On Chinese social media, some celebrated RFA’s imminent shutdown. A former editor of a Chinese Communist Party-affiliated newspaper hailed the news as a victory. Allowing RFA to go dark at this critical moment effectively cedes the information battlefield to Beijing, strengthening President Xi Jinping’s grip on global narratives.
The survival of RFA aligns closely with U.S. strategic interests. The recent Annual Threat Assessment from the Office of the Director of National Intelligence identifies China as the foremost threat to U.S. security, highlighting its use of fake online personas and AI-generated news anchors to suppress critical voices and sow discord about American leadership both domestically and internationally.
RFA’s frontline reporting has exposed some of the Chinese Communist Party’s most sensitive truths. When Hong Kong’s government forced independent outlets like Apple Daily and Stand News to close in 2021, RFA remained the last significant independent Cantonese media presence until threats forced it to shutter its bureau last year.

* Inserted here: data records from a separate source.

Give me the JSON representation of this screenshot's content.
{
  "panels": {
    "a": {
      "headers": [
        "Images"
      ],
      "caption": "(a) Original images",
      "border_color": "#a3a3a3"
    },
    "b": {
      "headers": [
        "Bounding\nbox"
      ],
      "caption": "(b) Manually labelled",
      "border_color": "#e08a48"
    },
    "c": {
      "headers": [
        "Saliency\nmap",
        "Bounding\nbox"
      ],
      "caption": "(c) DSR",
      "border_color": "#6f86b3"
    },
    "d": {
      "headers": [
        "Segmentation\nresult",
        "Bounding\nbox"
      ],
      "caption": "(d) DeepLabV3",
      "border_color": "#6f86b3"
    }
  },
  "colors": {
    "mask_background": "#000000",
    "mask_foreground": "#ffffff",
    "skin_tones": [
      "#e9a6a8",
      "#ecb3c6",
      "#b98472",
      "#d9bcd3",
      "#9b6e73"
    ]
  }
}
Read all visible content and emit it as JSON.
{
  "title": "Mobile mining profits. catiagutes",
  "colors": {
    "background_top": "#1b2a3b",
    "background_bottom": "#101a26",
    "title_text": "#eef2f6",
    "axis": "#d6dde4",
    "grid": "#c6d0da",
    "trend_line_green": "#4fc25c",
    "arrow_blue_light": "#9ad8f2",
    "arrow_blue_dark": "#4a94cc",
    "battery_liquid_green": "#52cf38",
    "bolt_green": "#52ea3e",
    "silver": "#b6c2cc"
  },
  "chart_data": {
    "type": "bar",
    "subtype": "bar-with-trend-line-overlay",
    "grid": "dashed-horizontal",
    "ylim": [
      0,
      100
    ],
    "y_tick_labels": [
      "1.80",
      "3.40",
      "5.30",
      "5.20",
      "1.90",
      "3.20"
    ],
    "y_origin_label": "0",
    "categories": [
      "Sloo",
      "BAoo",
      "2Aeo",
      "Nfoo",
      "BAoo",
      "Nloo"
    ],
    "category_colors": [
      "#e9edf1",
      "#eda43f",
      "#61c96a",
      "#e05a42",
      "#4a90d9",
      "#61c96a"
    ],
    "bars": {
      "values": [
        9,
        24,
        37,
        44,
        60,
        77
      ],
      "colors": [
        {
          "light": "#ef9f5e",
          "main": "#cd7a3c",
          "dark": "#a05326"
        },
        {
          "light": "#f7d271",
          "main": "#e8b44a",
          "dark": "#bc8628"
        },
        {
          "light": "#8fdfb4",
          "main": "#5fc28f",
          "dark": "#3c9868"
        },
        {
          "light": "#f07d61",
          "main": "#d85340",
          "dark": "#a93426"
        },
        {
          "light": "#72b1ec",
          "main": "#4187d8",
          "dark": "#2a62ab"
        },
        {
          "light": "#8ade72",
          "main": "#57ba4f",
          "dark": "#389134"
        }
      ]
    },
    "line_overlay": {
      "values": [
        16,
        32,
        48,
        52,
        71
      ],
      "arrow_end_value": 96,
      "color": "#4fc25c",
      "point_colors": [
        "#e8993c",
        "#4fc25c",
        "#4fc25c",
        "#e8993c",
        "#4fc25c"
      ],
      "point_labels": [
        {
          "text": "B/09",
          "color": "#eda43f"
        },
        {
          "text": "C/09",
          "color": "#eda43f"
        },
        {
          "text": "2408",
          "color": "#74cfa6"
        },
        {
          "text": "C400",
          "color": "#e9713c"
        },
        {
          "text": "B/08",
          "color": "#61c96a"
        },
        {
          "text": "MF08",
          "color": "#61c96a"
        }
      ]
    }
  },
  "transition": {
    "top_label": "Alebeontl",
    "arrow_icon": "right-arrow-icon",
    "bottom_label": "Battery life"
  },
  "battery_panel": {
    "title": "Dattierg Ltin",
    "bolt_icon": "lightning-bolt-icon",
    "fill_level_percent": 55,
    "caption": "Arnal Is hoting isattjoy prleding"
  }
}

In 2022, RFA investigative journalists uncovered the existence of a secret Chinese police station in New York, revealing it as part of a growing global network of such facilities. Since 2017, RFA’s Uyghur reporters based in Washington, D.C., have documented mass detentions of Uyghurs and other Muslim minorities in Xinjiang—coverage that helped prompt international recognition of these actions as genocide. In retaliation, Chinese authorities have reportedly imprisoned family members of at least 50 of RFA’s Uyghur journalists.
The sacrifices made by RFA reporters—who often sever family ties to protect loved ones, and who have faced imprisonment, torture, and exile—are immense. These courageous journalists risk everything to report truths under oppressive regimes and now face potential silence due to funding cuts from the very country that once inspired their mission through its commitment to press freedom.
This harsh irony fuels ongoing legal efforts to restore RFA’s funding. Recently, a U.S. District Court ordered the government to release the withheld funds, though that decision has been appealed, and no additional financing has yet been provided. Without RFA, authoritarian narratives may go unchallenged, and when another courageous source reaches out for help, there may be no one left to answer.